ARC in Kubernetes mode issue with workflow nodes scheduling #3376

DenisPalnitsky · 2024-03-25T12:03:13Z

DenisPalnitsky
Mar 25, 2024

I'm testing ARC in Kubernetes mode, and I can't figure out how it could work reliably without failing jobs. Here's the problem I'm facing.

Input:

Kubernetes has nodes, and each node has a certain resource capacity. Based on that capacity, Kubernetes schedules pods on specific nodes.
To run a job, ARC creates two pods: a runner and a workflow (the one that actually runs the job). Both of these pods must have a single PV (Persistent Volume) assigned.

Imagine that we have small nodes that can only accommodate three containers. In that scenario, if ARC needs to schedule two jobs, it will schedule "Runner Pod 1" and "Workflow Pod 1" on the first node. Then, to run the second job, it will schedule "Runner Pod 2" on the first node, but the node will run out of capacity. Therefore, "Workflow Pod 2" cannot be scheduled on Node1 (due to no resources) and cannot be scheduled on Node2 because the PV is attached to Node1. This causes the job to fail.

With larger nodes, the situation may get even worse. Kubernetes can schedule multiple Runner Pods on one node, and there will be no capacity to schedule multiple workflow jobs there.

The fundamental problem is that when a job is scheduled, K8s needs to know in advance the resources that will be used by two pods (runner and worker), and there is no way to let the k8s scheduler know that in advance because the second pod is created by the first one.

Is there anything I'm missing that could address this issue?

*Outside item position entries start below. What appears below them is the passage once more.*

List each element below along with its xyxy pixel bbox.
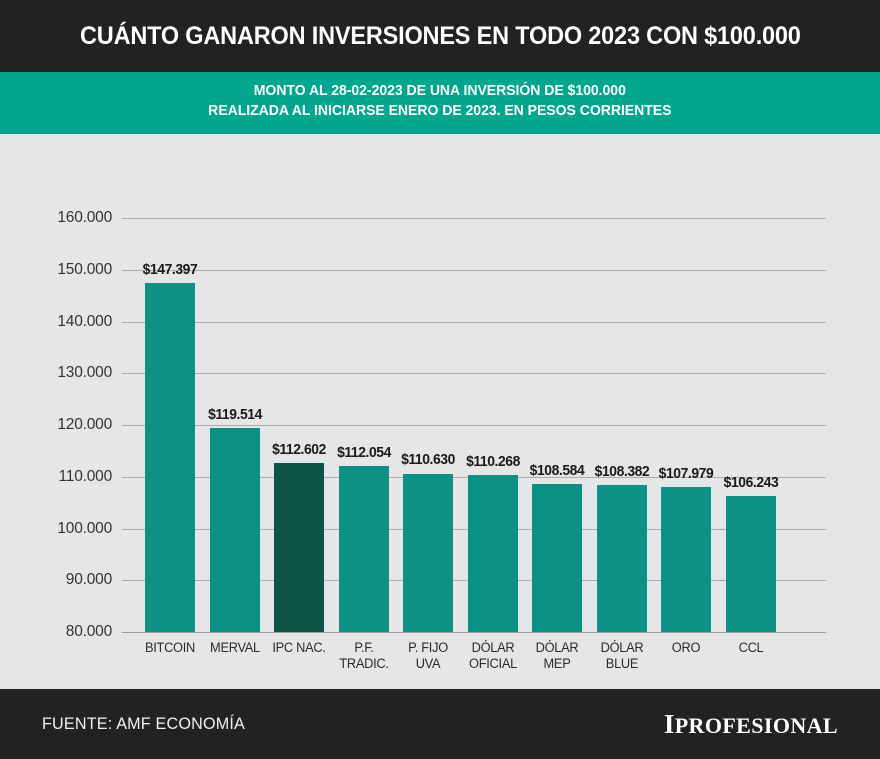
bar-group[interactable] [596,485,647,632]
bar[interactable] [467,475,518,632]
bar-group[interactable] [532,484,582,632]
x-axis-category-label: P. FIJO UVA [408,640,448,671]
x-axis-category-label: CCL [738,640,763,655]
chart-area: $147.397 BITCOIN $119.514 MERVAL $112.602 IPC… [0,134,880,689]
gridline [122,269,826,271]
iprofesional-logo: I PROFESIONAL [664,709,838,740]
bar-group[interactable] [274,463,324,632]
bar[interactable] [209,427,260,632]
x-axis-category-label: ORO [671,640,701,655]
header-bar: CUÁNTO GANARON INVERSIONES EN TODO 2023 … [0,0,880,72]
bar-value-label: $112.602 [272,442,326,459]
bar-group[interactable] [209,427,260,632]
gridline [122,373,826,375]
bar-value-label: $106.243 [723,475,778,492]
bar-value-label: $119.514 [207,406,262,423]
subtitle-line-2: REALIZADA AL INICIARSE ENERO DE 2023. EN… [208,103,672,119]
y-axis-tick-label: 130.000 [57,364,112,382]
bar-value-label: $107.979 [658,466,714,483]
y-axis-tick-label: 110.000 [58,467,113,485]
page-title: CUÁNTO GANARON INVERSIONES EN TODO 2023 … [79,21,801,50]
bars-layer: $147.397 BITCOIN $119.514 MERVAL $112.602 IPC… [0,134,880,689]
subtitle-line-1: MONTO AL 28-02-2023 DE UNA INVERSIÓN DE … [253,83,627,100]
gridline [122,425,826,426]
x-axis-category-label: DÓLAR BLUE [600,640,643,671]
bar[interactable] [338,466,389,632]
bar[interactable] [145,283,195,632]
y-axis-tick-label: 150.000 [57,260,112,278]
x-axis-category-label: DÓLAR MEP [535,640,579,671]
bar[interactable] [274,463,324,632]
bar-group[interactable] [145,283,195,632]
x-axis-category-label: DÓLAR OFICIAL [468,640,517,671]
bar-value-label: $110.268 [465,454,520,471]
y-axis-tick-label: 140.000 [57,312,112,330]
bar-group[interactable] [403,473,453,632]
y-axis-tick-label: 160.000 [57,209,112,226]
gridline [122,321,826,323]
footer-bar: FUENTE: AMF ECONOMÍA I PROFESIONAL [0,689,880,759]
logo-wordmark: PROFESIONAL [674,712,838,738]
y-axis-tick-label: 90.000 [65,571,112,589]
bar-value-label: $110.630 [401,452,455,469]
bar-value-label: $112.054 [336,445,391,462]
bar[interactable] [725,496,776,632]
x-axis-category-label: BITCOIN [144,640,196,655]
x-axis-category-label: MERVAL [209,640,260,655]
gridline [122,218,826,219]
bar-group[interactable] [467,475,518,632]
bar[interactable] [661,487,711,632]
y-axis-tick-label: 100.000 [57,519,112,537]
bar-value-label: $147.397 [142,262,198,279]
logo-lead-letter: I [663,708,675,739]
source-credit: FUENTE: AMF ECONOMÍA [42,714,246,733]
bar-group[interactable] [661,487,711,632]
bar-group[interactable] [725,496,776,632]
bar-chart-plot: $147.397 BITCOIN $119.514 MERVAL $112.602 IPC… [0,134,880,689]
bar[interactable] [532,484,582,632]
bar[interactable] [596,485,647,632]
bar-value-label: $108.382 [594,464,649,481]
bar[interactable] [403,473,453,632]
x-axis-category-label: P.F. TRADIC. [338,640,389,671]
x-axis-category-label: IPC NAC. [272,640,326,655]
subtitle-bar: MONTO AL 28-02-2023 DE UNA INVERSIÓN DE … [0,72,880,134]
gridline [122,632,826,633]
y-axis-tick-label: 120.000 [57,416,112,433]
bar-group[interactable] [338,466,389,632]
bar-value-label: $108.584 [529,463,585,480]
y-axis-tick-label: 80.000 [65,623,112,640]
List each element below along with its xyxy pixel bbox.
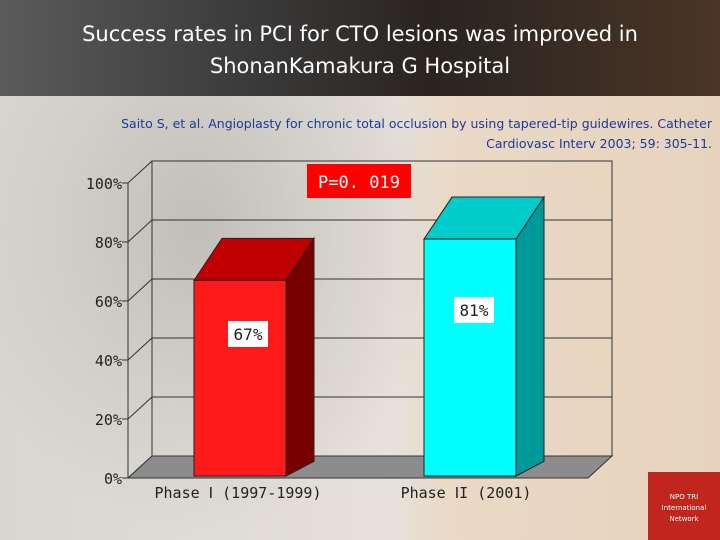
x-tick-label-1: Phase Ⅰ (1997-1999): [155, 484, 322, 502]
slide-title-line-2: ShonanKamakura G Hospital: [209, 54, 511, 78]
y-tick-label: 40%: [95, 352, 122, 370]
y-tick-label: 0%: [104, 470, 122, 488]
logo-line-1: NPO TRI: [669, 493, 699, 501]
citation: Saito S, et al. Angioplasty for chronic …: [40, 114, 712, 154]
value-label-1: 67%: [234, 325, 263, 344]
x-tick-label-2: Phase ⅠI (2001): [401, 484, 532, 502]
gridline-diagonal: [127, 396, 153, 420]
y-tick-label: 60%: [95, 293, 122, 311]
bar-2: [423, 238, 517, 477]
bar-side-2: [515, 195, 545, 477]
y-axis-ticks: 0% 20% 40% 60% 80% 100%: [86, 175, 129, 488]
x-axis-labels: Phase Ⅰ (1997-1999) Phase ⅠI (2001): [155, 484, 532, 502]
bars: [193, 195, 545, 477]
bar-1: [193, 279, 287, 477]
citation-line-2: Cardiovasc Interv 2003; 59: 305-11.: [486, 136, 712, 151]
logo-line-2: International: [661, 504, 707, 512]
value-label-box-2: [454, 297, 494, 323]
p-value-label: P=0. 019: [318, 173, 400, 193]
annotation: P=0. 019: [307, 164, 411, 198]
citation-line-1: Saito S, et al. Angioplasty for chronic …: [121, 116, 712, 131]
gridline-diagonal: [127, 219, 153, 243]
p-value-box: [307, 164, 411, 198]
y-tick-label: 80%: [95, 234, 122, 252]
gridline-diagonal: [127, 337, 153, 361]
gridline-diagonal: [127, 160, 153, 184]
value-label-box-1: [228, 321, 268, 347]
npo-tri-logo: NPO TRI International Network: [648, 472, 720, 540]
title-bar: Success rates in PCI for CTO lesions was…: [0, 0, 720, 96]
y-tick-label: 100%: [86, 175, 122, 193]
logo-line-3: Network: [669, 515, 699, 523]
slide-title-line-1: Success rates in PCI for CTO lesions was…: [82, 22, 638, 46]
gridline-diagonal: [127, 278, 153, 302]
value-labels: 67% 81%: [228, 297, 494, 347]
value-label-2: 81%: [460, 301, 489, 320]
y-tick-label: 20%: [95, 411, 122, 429]
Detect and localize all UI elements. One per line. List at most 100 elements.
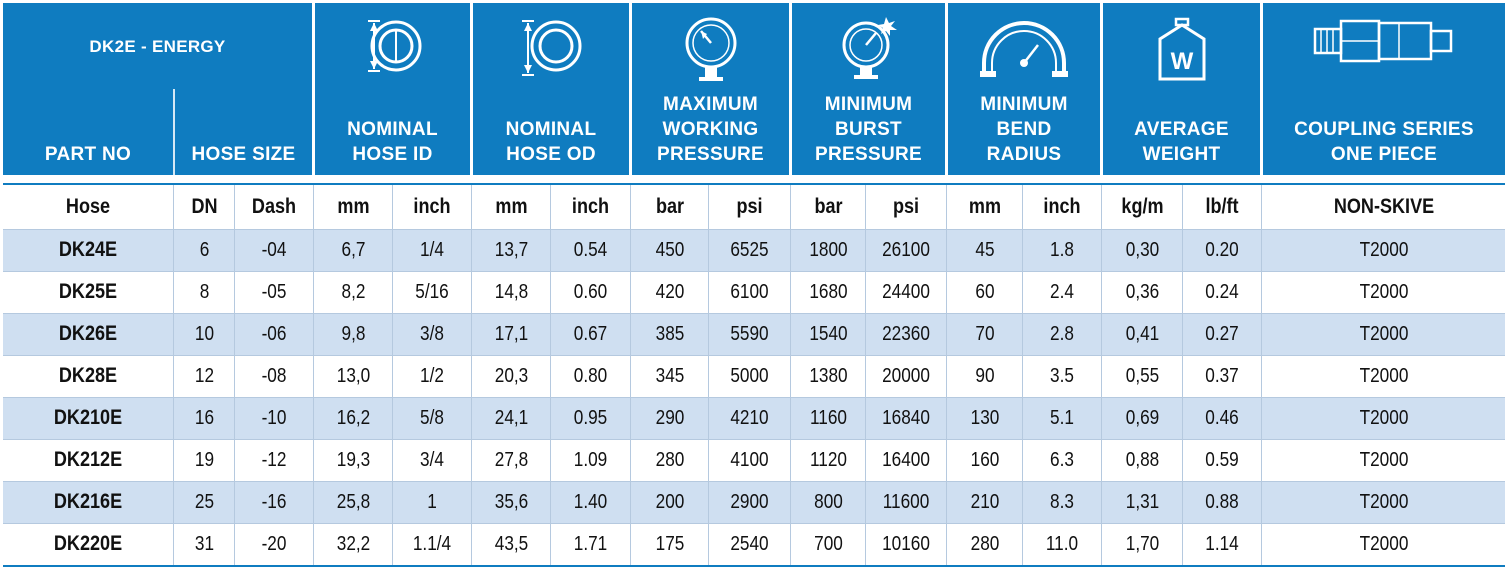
table-cell: 450 bbox=[655, 238, 685, 261]
column-divider bbox=[550, 481, 551, 523]
column-divider bbox=[946, 355, 947, 397]
column-divider bbox=[630, 397, 631, 439]
table-cell: 0.54 bbox=[573, 238, 608, 261]
part-number-cell: DK26E bbox=[58, 322, 118, 345]
column-divider bbox=[234, 271, 235, 313]
column-divider bbox=[790, 481, 791, 523]
row-divider bbox=[3, 523, 1505, 524]
column-divider bbox=[173, 185, 174, 229]
unit-header-cell: bar bbox=[814, 195, 843, 218]
unit-header-cell: DN bbox=[191, 195, 218, 218]
table-cell: 2540 bbox=[730, 532, 769, 555]
part-number-cell: DK210E bbox=[53, 406, 123, 429]
row-divider bbox=[3, 229, 1505, 230]
column-divider bbox=[708, 271, 709, 313]
table-cell: 2900 bbox=[730, 490, 769, 513]
table-cell: 0,88 bbox=[1125, 448, 1160, 471]
table-cell: 19 bbox=[194, 448, 215, 471]
weight-icon: W bbox=[1158, 17, 1205, 81]
table-cell: -06 bbox=[261, 322, 287, 345]
header-burst-pressure: MINIMUM BURST PRESSURE bbox=[792, 3, 945, 175]
column-divider bbox=[865, 185, 866, 229]
header-bp-line1: MINIMUM bbox=[824, 94, 913, 115]
column-divider bbox=[1022, 271, 1023, 313]
column-divider bbox=[946, 229, 947, 271]
table-cell: T2000 bbox=[1359, 322, 1409, 345]
unit-header-cell: kg/m bbox=[1121, 195, 1164, 218]
header-aw-line2: WEIGHT bbox=[1142, 144, 1221, 165]
column-divider bbox=[1022, 185, 1023, 229]
column-divider bbox=[865, 355, 866, 397]
row-divider bbox=[3, 439, 1505, 440]
column-divider bbox=[1101, 229, 1102, 271]
table-cell: T2000 bbox=[1359, 280, 1409, 303]
column-divider bbox=[173, 523, 174, 565]
column-divider bbox=[550, 397, 551, 439]
column-divider bbox=[471, 229, 472, 271]
column-divider bbox=[865, 439, 866, 481]
table-cell: 24400 bbox=[882, 280, 930, 303]
table-cell: T2000 bbox=[1359, 406, 1409, 429]
table-cell: -08 bbox=[261, 364, 287, 387]
table-cell: 1.8 bbox=[1050, 238, 1074, 261]
hose-id-icon bbox=[367, 20, 421, 72]
unit-header-cell: Dash bbox=[251, 195, 297, 218]
header-wp-line1: MAXIMUM bbox=[663, 94, 758, 115]
column-divider bbox=[630, 185, 631, 229]
table-cell: 0.67 bbox=[573, 322, 608, 345]
column-divider bbox=[550, 313, 551, 355]
table-cell: 32,2 bbox=[336, 532, 371, 555]
column-divider bbox=[173, 271, 174, 313]
column-divider bbox=[1101, 523, 1102, 565]
column-divider bbox=[630, 523, 631, 565]
column-divider bbox=[708, 397, 709, 439]
header-part-no: PART NO bbox=[3, 142, 173, 167]
column-divider bbox=[471, 355, 472, 397]
table-cell: 16400 bbox=[882, 448, 930, 471]
column-divider bbox=[708, 523, 709, 565]
header-bend-radius-label: MINIMUM BEND RADIUS bbox=[948, 92, 1100, 167]
table-cell: 8 bbox=[199, 280, 210, 303]
column-divider bbox=[173, 397, 174, 439]
table-cell: 16 bbox=[194, 406, 215, 429]
column-divider bbox=[1261, 481, 1262, 523]
column-divider bbox=[173, 313, 174, 355]
header-nominal-id-line1: NOMINAL bbox=[347, 119, 438, 140]
table-cell: -16 bbox=[261, 490, 287, 513]
table-cell: 17,1 bbox=[494, 322, 529, 345]
column-divider bbox=[708, 439, 709, 481]
table-cell: -04 bbox=[261, 238, 287, 261]
table-cell: 11.0 bbox=[1045, 532, 1079, 555]
header-hose-size: HOSE SIZE bbox=[175, 142, 312, 167]
column-divider bbox=[471, 185, 472, 229]
column-divider bbox=[1182, 397, 1183, 439]
table-cell: 0,41 bbox=[1125, 322, 1160, 345]
column-divider bbox=[708, 313, 709, 355]
table-row: DK26E 10 -06 9,8 3/8 17,1 0.67 385 5590 1540 22360… bbox=[3, 313, 1505, 355]
column-divider bbox=[234, 185, 235, 229]
header-nominal-od-label: NOMINAL HOSE OD bbox=[473, 117, 629, 167]
column-divider bbox=[946, 523, 947, 565]
table-cell: 1.09 bbox=[573, 448, 608, 471]
column-divider bbox=[790, 229, 791, 271]
column-divider bbox=[313, 313, 314, 355]
table-cell: 5/8 bbox=[420, 406, 444, 429]
column-divider bbox=[550, 271, 551, 313]
table-cell: 22360 bbox=[882, 322, 930, 345]
pressure-gauge-icon bbox=[685, 17, 736, 81]
header-nominal-id-label: NOMINAL HOSE ID bbox=[315, 117, 470, 167]
table-cell: 0,30 bbox=[1125, 238, 1160, 261]
column-divider bbox=[234, 313, 235, 355]
table-cell: 280 bbox=[970, 532, 1000, 555]
column-divider bbox=[630, 481, 631, 523]
column-divider bbox=[1101, 439, 1102, 481]
table-cell: 0.95 bbox=[573, 406, 608, 429]
unit-header-cell: psi bbox=[892, 195, 920, 218]
column-divider bbox=[313, 481, 314, 523]
column-divider bbox=[946, 439, 947, 481]
column-divider bbox=[392, 397, 393, 439]
column-divider bbox=[630, 229, 631, 271]
column-divider bbox=[790, 439, 791, 481]
table-cell: 5000 bbox=[730, 364, 769, 387]
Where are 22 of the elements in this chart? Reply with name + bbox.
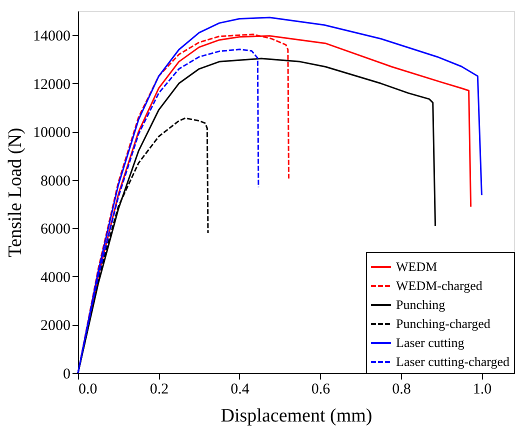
x-tick-label: 0.0 [78,382,98,398]
legend-label: WEDM [396,259,438,274]
y-tick-label: 12000 [33,76,70,93]
y-tick-label: 0 [63,366,70,382]
x-tick-label: 0.8 [392,382,411,398]
y-tick-label: 14000 [33,28,70,45]
y-tick-label: 6000 [40,222,70,238]
legend-label: Punching-charged [396,316,491,331]
y-tick-label: 10000 [33,125,70,142]
x-tick-label: 0.6 [311,382,331,398]
x-tick-label: 0.2 [150,382,169,398]
legend-label: Laser cutting-charged [396,354,510,369]
legend-label: Punching [396,297,446,312]
x-tick-label: 1.0 [472,382,492,398]
legend-label: WEDM-charged [396,278,483,293]
legend-label: Laser cutting [396,335,465,350]
x-axis-title: Displacement (mm) [220,406,372,426]
y-tick-label: 2000 [40,318,70,334]
y-tick-label: 8000 [40,173,70,190]
y-tick-label: 4000 [40,270,70,286]
y-axis-title: Tensile Load (N) [5,128,26,258]
x-tick-label: 0.4 [230,382,250,398]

DenisPalnitsky · 2024-05-06T08:49:53Z

DenisPalnitsky
May 6, 2024
Author

One of the ideas to address this issue and get rid of PVs is to push required data from runner pod to a workflow pod using cpToPod function. I tested this approach on workflows running in a custom container and did not find any issues.
@nikola-jokic I would love to hear you feedback on that and finalize the PR if the idea seems reasonable

0 replies

hawkesn · 2024-08-23T16:14:14Z

hawkesn
Aug 23, 2024

I am also running into this same issue with using Kubernetes mode. There are some alternative options I thought of (some are not GREAT though...):

Instead of sharing a PV that's mounted direct to the node (eg. EBS on AWS), share a PV that's network-attached (eg. EFS on AWS) so the workflow pod doesn't have to go on the same node. This would require the workflow pod to allow being scheduled 'anywhere' (or based on some affinity/nodeSelector).
You can put in a podAntiAffinity on the runner pod using topologyKey: <hostname>. This essentially means you have a dedicated node PER runner + workflow pod. This could be horribly inefficient if you've selected the wrong node size. You would need to force an appropriately sized node. (Eg. runner pod needs 2 cpu + workflow pod needs 8 = Use a node that has at least 10 CPU). This doesn't scale well organizationally either if you have runners of varying sizes, you would need to create a "node pool" per runner. This also doesn't scale well if you have a complex workflow (eg. matrix in your GHA workflow.yaml because it would need to provision more nodes per runner, and this breaks if the subsequent runners/workers have different compute/memory requests.)
runner and workflow in the same pod but as different containers. When it comes to pod scheduling, Kubernetes looks at the total requests of a given pod and it's containers to find an appropriately sized node. There won't be scheduling issues because the total size (ie. runner+workflow) is already known. It's also easier to share data between two containers in the same pod - you don't need to create a PV if it uses ephemeral disk and the containers have mounted each other's file paths. This approach would work even with subsequent runner+workflow spawns in matrix or otherwise since the relationship is always 1-1. This design is actually how the Kubernetes Plugin for Jenkins works.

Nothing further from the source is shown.